After numerous reports  that the New York Times had been pursuing Deborah Needleman as the new editor of T magazine (and numerous denials from Needleman that she had accepted the position), it appears that Needleman finally caved. The New York Times Co. announced today Needleman, currently the editor of T’s four-year-old rival publication, WSJ magazine, will take over as editor in chief of the the Times' style magazine.
So what drove Needleman to make the jump? "T is one of the most important and powerful fashion brands in the world, and that was a large part of what enticed me," she told Adweek. When asked what she has up her sleeve for the T, which has been without an editor since Sally Singer's departure  in August, Needleman said, "I do have significant plans for how I want to develop it, but I feel like I need to get in there and meet the staff and get the lay of the land before really making specific plans."
Singer was known for pushing a grungy, downtown aesthetic during her reign at T, which wasn't always a hit with advertisers. Needleman said that although she has "a lot of respect" for the magazine's previous incarnations, she plans to imbue it with her own sensibility. "I think it’s safe to say that it will be different," she said.

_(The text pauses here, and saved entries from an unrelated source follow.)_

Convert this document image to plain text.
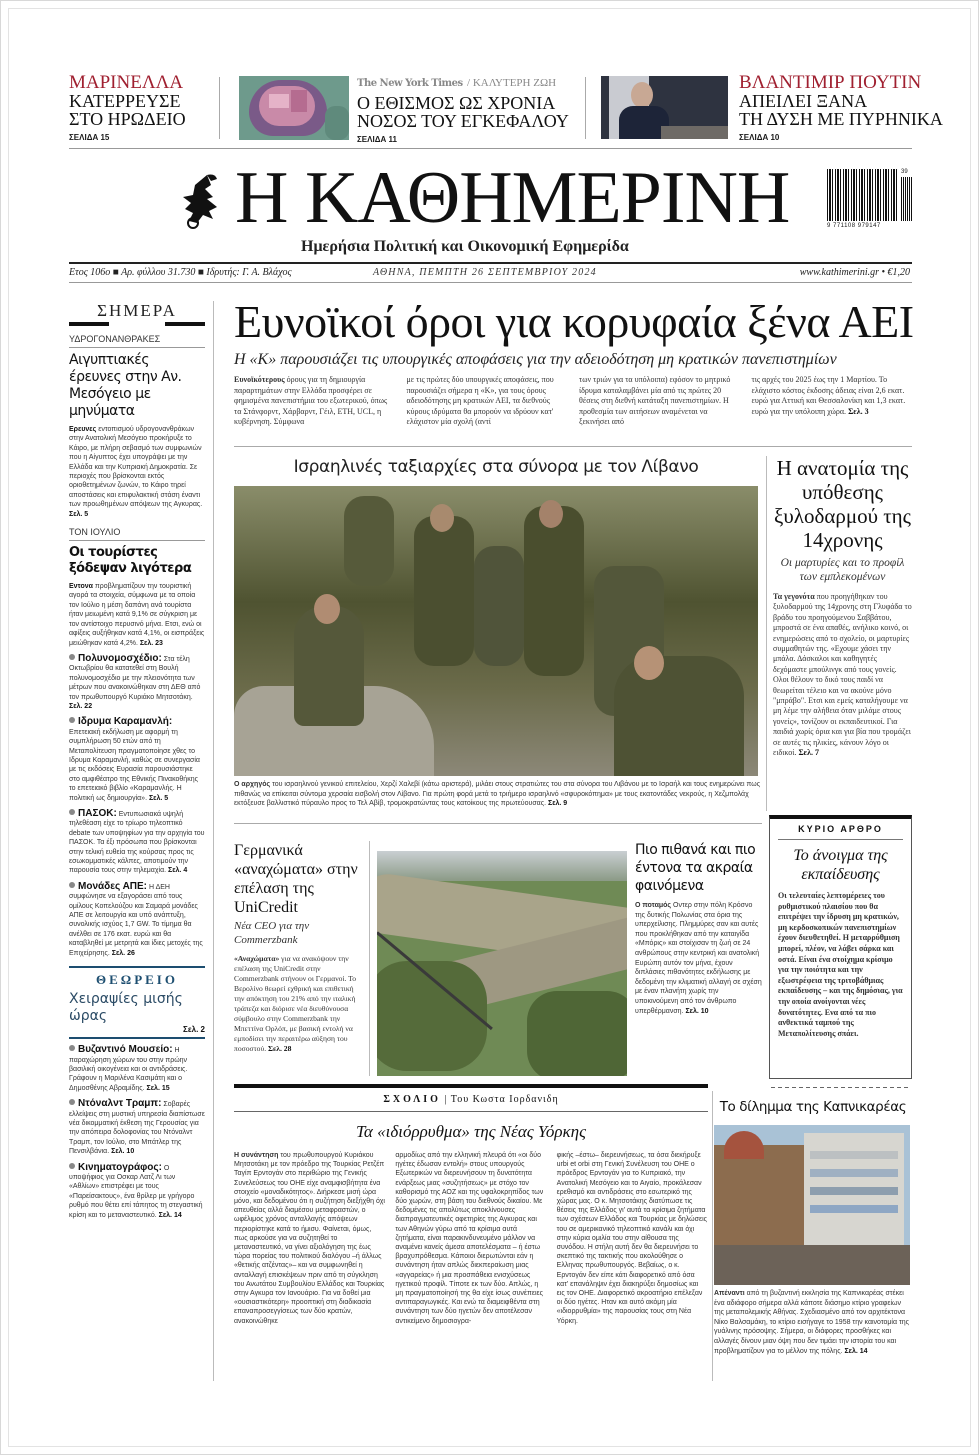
ΜΑΡΙΝΕΛΛΑ
ΚΑΤΕΡΡΕΥΣΕ
ΣΤΟ ΗΡΩΔΕΙΟ
ΣΕΛΙΔΑ 15
The New York Times / ΚΑΛΥΤΕΡΗ ΖΩΗ
Ο ΕΘΙΣΜΟΣ ΩΣ ΧΡΟΝΙΑ
ΝΟΣΟΣ ΤΟΥ ΕΓΚΕΦΑΛΟΥ
ΣΕΛΙΔΑ 11
ΒΛΑΝΤΙΜΙΡ ΠΟΥΤΙΝ
ΑΠΕΙΛΕΙ ΞΑΝΑ
ΤΗ ΔΥΣΗ ΜΕ ΠΥΡΗΝΙΚΑ
ΣΕΛΙΔΑ 10
Η ΚΑΘΗΜΕΡΙΝΗ	39
9 771108 979147
Ημερήσια Πολιτική και Οικονομική Εφημερίδα
Ετος 106ο ■ Αρ. φύλλου 31.730 ■ Ιδρυτής: Γ. Α. Βλάχος	ΑΘΗΝΑ, ΠΕΜΠΤΗ 26 ΣΕΠΤΕΜΒΡΙΟΥ 2024	www.kathimerini.gr • €1,20
ΣΗΜΕΡΑ
ΥΔΡΟΓΟΝΑΝΘΡΑΚΕΣ
Αιγυπτιακές έρευνες στην Αν. Μεσόγειο με μηνύματα
Ερευνες εντοπισμού υδρογονανθράκων στην Ανατολική Μεσόγειο προκήρυξε το Κάιρο, με πλήρη σεβασμό των συμφωνιών που η Αίγυπτος έχει υπογράψει με την Ελλάδα και την Κυπριακή Δημοκρατία. Σε περιοχές που βρίσκονται εκτός οριοθετημένων ζωνών, το Κάιρο τηρεί αποστάσεις και επιφυλακτική στάση έναντι των προωθημένων απόψεων της Αγκυρας. Σελ. 5
ΤΟΝ ΙΟΥΛΙΟ
Οι τουρίστες ξόδεψαν λιγότερα
Εντονα προβληματίζουν την τουριστική αγορά τα στοιχεία, σύμφωνα με τα οποία τον Ιούλιο η μέση δαπάνη ανά τουρίστα ήταν μειωμένη κατά 9,1% σε σύγκριση με τον αντίστοιχο περυσινό μήνα. Ετσι, ενώ οι αφίξεις αυξήθηκαν κατά 4,1%, οι εισπράξεις μειώθηκαν κατά 4,2%. Σελ. 23
Πολυνομοσχέδιο: Στα τέλη Οκτωβρίου θα κατατεθεί στη Βουλή πολυνομοσχέδιο με την πλειονότητα των μέτρων που ανακοινώθηκαν στη ΔΕΘ από τον πρωθυπουργό Κυριάκο Μητσοτάκη. Σελ. 22
Ιδρυμα Καραμανλή: Επετειακή εκδήλωση με αφορμή τη συμπλήρωση 50 ετών από τη Μεταπολίτευση πραγματοποίησε χθες το Ιδρυμα Καραμανλή, καθώς σε συνεργασία με τις εκδόσεις Ευρασία παρουσιάστηκε στο αμφιθέατρο της Εθνικής Πινακοθήκης το επετειακό βιβλίο «Καραμανλής. Η πολιτική ως δημιουργία». Σελ. 5
ΠΑΣΟΚ: Εντυπωσιακά υψηλή τηλεθέαση είχε το τρίωρο τηλεοπτικό debate των υποψηφίων για την αρχηγία του ΠΑΣΟΚ. Τα έξι πρόσωπα που βρίσκονται στην τελική ευθεία της κούρσας προς τις εσωκομματικές κάλπες, αποτιμούν την παρουσία τους στην τηλεμαχία. Σελ. 4
Μονάδες ΑΠΕ: Η ΔΕΗ συμφώνησε να εξαγοράσει από τους ομίλους Κοπελούζου και Σαμαρά μονάδες ΑΠΕ σε λειτουργία και υπό ανάπτυξη, συνολικής ισχύος 1,7 GW. Το τίμημα θα ανέλθει σε 176 εκατ. ευρώ και θα καταβληθεί με μετρητά και ίδιες μετοχές της Επιχείρησης. Σελ. 26
ΘΕΩΡΕΙΟ
Χειραψίες μισής ώρας
Σελ. 2
Βυζαντινό Μουσείο: Η παραχώρηση χώρων του στην πρώην βασιλική οικογένεια και οι αντιδράσεις. Γράφουν η Μαριλένα Κασιμάτη και ο Δημοσθένης Αβραμίδης. Σελ. 15
Ντόναλντ Τραμπ: Σοβαρές ελλείψεις στη μυστική υπηρεσία διαπίστωσε νέα δικομματική έκθεση της Γερουσίας για την απόπειρα δολοφονίας του Ντόναλντ Τραμπ, τον Ιούλιο, στο Μπάτλερ της Πενσιλβάνια. Σελ. 10
Κινηματογράφος: Ο υποψήφιος για Οσκαρ Λατζ Λι των «Αθλίων» επιστρέφει με τους «Παρείσακτους», ένα θρίλερ με γρήγορο ρυθμό που θέτει επί τάπητος τη στεγαστική κρίση και το μεταναστευτικό. Σελ. 14
Ευνοϊκοί όροι για κορυφαία ξένα ΑΕΙ
Η «Κ» παρουσιάζει τις υπουργικές αποφάσεις για την αδειοδότηση μη κρατικών πανεπιστημίων
Ευνοϊκότερους όρους για τη δημιουργία παραρτημάτων στην Ελλάδα προσφέρει σε φημισμένα πανεπιστήμια του εξωτερικού, όπως τα Στάνφορντ, Χάρβαρντ, Γέιλ, ΕΤΗ, UCL, η κυβέρνηση. Σύμφωνα
με τις πρώτες δύο υπουργικές αποφάσεις, που παρουσιάζει σήμερα η «Κ», για τους όρους αδειοδότησης μη κρατικών ΑΕΙ, τα διεθνούς κύρους ιδρύματα θα μπορούν να ιδρύουν κατ' ελάχιστον μία σχολή (αντί
των τριών για τα υπόλοιπα) εφόσον το μητρικό ίδρυμα καταλαμβάνει μία από τις πρώτες 20 θέσεις στη διεθνή κατάταξη πανεπιστημίων. Η προθεσμία των αιτήσεων αναμένεται να ξεκινήσει από
τις αρχές του 2025 έως την 1 Μαρτίου. Το ελάχιστο κόστος έκδοσης άδειας είναι 2,6 εκατ. ευρώ για Αττική και Θεσσαλονίκη και 1,3 εκατ. ευρώ για την υπόλοιπη χώρα. Σελ. 3
Ισραηλινές ταξιαρχίες στα σύνορα με τον Λίβανο
Ο αρχηγός του ισραηλινού γενικού επιτελείου, Χερζί Χαλεβί (κάτω αριστερά), μιλάει στους στρατιώτες του στα σύνορα του Λιβάνου με το Ισραήλ και τους ενημερώνει πως πιθανώς να επίκειται σύντομα χερσαία εισβολή στον Λίβανο. Για πρώτη φορά μετά το τριήμερο ισραηλινό «σφυροκόπημα» με τους εκατοντάδες νεκρούς, η Χεζμπολάχ εκτόξευσε βαλλιστικό πύραυλο προς το Τελ Αβίβ, τρομοκρατώντας τους κατοίκους της πρωτεύουσας. Σελ. 9
Η ανατομία της υπόθεσης ξυλοδαρμού της 14χρονης
Οι μαρτυρίες και το προφίλ των εμπλεκομένων
Τα γεγονότα που προηγήθηκαν του ξυλοδαρμού της 14χρονης στη Γλυφάδα το βράδυ του προηγούμενου Σαββάτου, μπροστά σε ένα απαθές, ανήλικο κοινό, οι ενημερώσεις από το σχολείο, οι μαρτυρίες συμμαθητών της. «Εχουμε χάσει την μπάλα. Δάσκαλοι και καθηγητές δεχόμαστε μπούλινγκ από τους γονείς. Ολοι θέλουν το δικό τους παιδί να θεωρείται τέλειο και να ακούνε μόνο "μπράβο". Ετσι και εμείς καταλήγουμε να μη λέμε την αλήθεια όταν μιλάμε στους γονείς», τονίζουν οι εκπαιδευτικοί. Για παιδιά χωρίς όρια και για βία που τρομάζει σε αυτές τις ηλικίες, κάνουν λόγο οι ειδικοί. Σελ. 7
ΚΥΡΙΟ ΑΡΘΡΟ
Το άνοιγμα της εκπαίδευσης
Οι τελευταίες λεπτομέρειες του ρυθμιστικού πλαισίου που θα επιτρέψει την ίδρυση μη κρατικών, μη κερδοσκοπικών πανεπιστημίων έχουν διευθετηθεί. Η μεταρρύθμιση μπορεί, πλέον, να λάβει σάρκα και οστά. Είναι ένα στοίχημα κρίσιμο για την ποιότητα και την εξωστρέφεια της τριτοβάθμιας εκπαίδευσης – και της δημόσιας, για την οποία ανοίγονται νέες δυνατότητες. Ενα από τα πιο ανθεκτικά ταμπού της Μεταπολίτευσης σπάει.
Γερμανικά «αναχώματα» στην επέλαση της UniCredit
Νέα CEO για την Commerzbank
«Αναχώματα» για να ανακόψουν την επέλαση της UniCredit στην Commerzbank στήνουν οι Γερμανοί. Το Βερολίνο θεωρεί εχθρική και επιθετική την απόκτηση του 21% από την ιταλική τράπεζα και διόρισε νέα διευθύνουσα σύμβουλο στην Commerzbank την Μπεττίνα Ορλόπ, με βασική εντολή να εμποδίσει την περαιτέρω αύξηση του ποσοστού. Σελ. 28
Πιο πιθανά και πιο έντονα τα ακραία φαινόμενα
Ο ποταμός Οντερ στην πόλη Κρόσνο της δυτικής Πολωνίας στα όρια της υπερχείλισης. Πλημμύρες σαν και αυτές που προκλήθηκαν από την καταιγίδα «Μπόρις» και στοίχισαν τη ζωή σε 24 ανθρώπους στην κεντρική και ανατολική Ευρώπη αυτόν τον μήνα, έχουν διπλάσιες πιθανότητες εκδήλωσης με δεδομένη την κλιματική αλλαγή σε σχέση με έναν πλανήτη χωρίς την υποκινούμενη από τον άνθρωπο υπερθέρμανση. Σελ. 10
ΣΧΟΛΙΟ | Του Κωστα Ιορδανιδη
Τα «ιδιόρρυθμα» της Νέας Υόρκης
Η συνάντηση του πρωθυπουργού Κυριάκου Μητσοτάκη με τον πρόεδρο της Τουρκίας Ρετζέπ Ταγίπ Ερντογάν στο περιθώριο της Γενικής Συνελεύσεως του ΟΗΕ είχε αναμφισβήτητα ένα στοιχείο «μοναδικότητος». Διήρκεσε μισή ώρα μόνο, και δεδομένου ότι η συζήτηση διεξήχθη όχι απευθείας αλλά διαμέσου μεταφραστών, ο ωφέλιμος χρόνος ανταλλαγής απόψεων περιορίστηκε κατά το ήμισυ. Φαίνεται, όμως, πως αρκούσε για να συζητηθεί το μεταναστευτικό, να γίνει αξιολόγηση της έως τώρα πορείας του πολιτικού διαλόγου –ή άλλως «θετικής ατζέντας»– και να συμφωνηθεί η ανταλλαγή επισκέψεων πριν από τη σύγκληση του Ανωτάτου Συμβουλίου Ελλάδος και Τουρκίας στην Αγκυρα τον Ιανουάριο. Για να δοθεί μια «ουσιαστικότερη» προοπτική στη διαδικασία επαναπροσεγγίσεως των δύο κρατών, ανακοινώθηκε
αρμοδίως από την ελληνική πλευρά ότι «οι δύο ηγέτες έδωσαν εντολή» στους υπουργούς Εξωτερικών να διερευνήσουν τη δυνατότητα ενάρξεως μιας «συζητήσεως» με στόχο τον καθορισμό της ΑΟΖ και της υφαλοκρηπίδος των δύο χωρών, στη βάση του διεθνούς δικαίου. Με δεδομένες τις απολύτως αποκλίνουσες διαπραγματευτικές αφετηρίες της Αγκυρας και των Αθηνών γύρω από τα κρίσιμα αυτά ζητήματα, είναι παρακινδυνευμένο μάλλον να αναμένει κανείς άμεσα αποτελέσματα – ή έστω βραχυπρόθεσμα. Κάποιοι διερωτώνται εάν η συνάντηση ήταν απλώς διεκπεραίωση μιας «αγγαρείας» ή μια προσπάθεια ενισχύσεως ηγετικού προφίλ. Τίποτε εκ των δύο. Απλώς, η μη πραγματοποίησή της θα είχε ίσως συνέπειες αντιπαραγωγικές. Και ενώ τα διαμειφθέντα στη συνάντηση των δύο ηγετών δεν αποτέλεσαν αντικείμενο δημοσιογρα-
φικής –έστω– διερευνήσεως, τα όσα διεκήρυξε urbi et orbi στη Γενική Συνέλευση του ΟΗΕ ο πρόεδρος Ερντογάν για το Κυπριακό, την Ανατολική Μεσόγειο και το Αιγαίο, προκάλεσαν ερεθισμό και αντιδράσεις στο εσωτερικό της χώρας μας. Ο κ. Μητσοτάκης διατύπωσε τις θέσεις της Ελλάδος γι' αυτά τα κρίσιμα ζητήματα των σχέσεων Ελλάδος και Τουρκίας με δηλώσεις του σε αμερικανικό τηλεοπτικό κανάλι και όχι στην κύρια ομιλία του στην αίθουσα της συνόδου. Η στήλη αυτή δεν θα διερευνήσει το σκεπτικό της τακτικής που ακολούθησε ο Ελληνας πρωθυπουργός. Βεβαίως, ο κ. Ερντογάν δεν είπε κάτι διαφορετικό από όσα κατ' επανάληψιν έχει διακηρύξει δημοσίως και εις τον ΟΗΕ. Διαφορετικό ακροατήριο επέλεξαν οι δύο ηγέτες. Ηταν και αυτό ακόμη μία «ιδιορρυθμία» της παρουσίας τους στη Νέα Υόρκη.
Το δίλημμα της Καπνικαρέας
Απέναντι από τη βυζαντινή εκκλησία της Καπνικαρέας στέκει ένα αδιάφορο σήμερα αλλά κάποτε διάσημο κτίριο γραφείων της μεταπολεμικής Αθήνας. Σχεδιασμένο από τον αρχιτέκτονα Νίκο Βαλσαμάκη, το κτίριο εισήγαγε το 1958 την καινοτομία της γυάλινης πρόσοψης. Σήμερα, οι διάφορες προσθήκες και αλλαγές δίνουν μιαν όψη που δεν τιμάει την ιστορία του και προβληματίζουν για το μέλλον της πόλης. Σελ. 14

WSJ has flourished since Needleman, who was previously the founding editor of Condé Nast’s dearly departed shelter book Domino, took the reins in June 2010. As of September, WSJ’s ad pages were up 45 percent year over year, according to Media Industry Newsletter. The magazine, which began as a quarterly publication, increased its frequency from nine issues in 2011 to 10 issues this year, and recently announced yet another  frequency increase that will see 11 issues published in 2013 and 12 issues in 2014. (Still, T magazine remains a much larger presence than WSJ. While WSJ ran about 500 ad pages in 2011, T, which published 15 times last year, ran more than double that amount.)
According to a spokesperson for The Wall Street Journal, there is a “search underway” for Needleman’s replacement at WSJ. Although Needleman said that she will likely not be involved in choosing her successor, she said that she had already given "a few suggestions." As to when she will make the transition to T, Needleman told Adweek that the details were still being worked out, adding, "I’m letting the Journal take the lead on whether they want me out the door or whether they want me to stick around for a bit." Needleman also said that she wouldn't rule out the idea of bringing along some of her current WSJ staffers, but stated, "I’m really proud of what my team built at the Journal, and I don’t want to jeopardize that."
While Needleman clearly has affection for the WSJ brand, admitting, "It’s a funny thing to leave a great job," she isn't concerned that the magazine will suffer from her departure. "I feel like it’s strong and secure and growing, and it will continue to grow and develop without me," she said.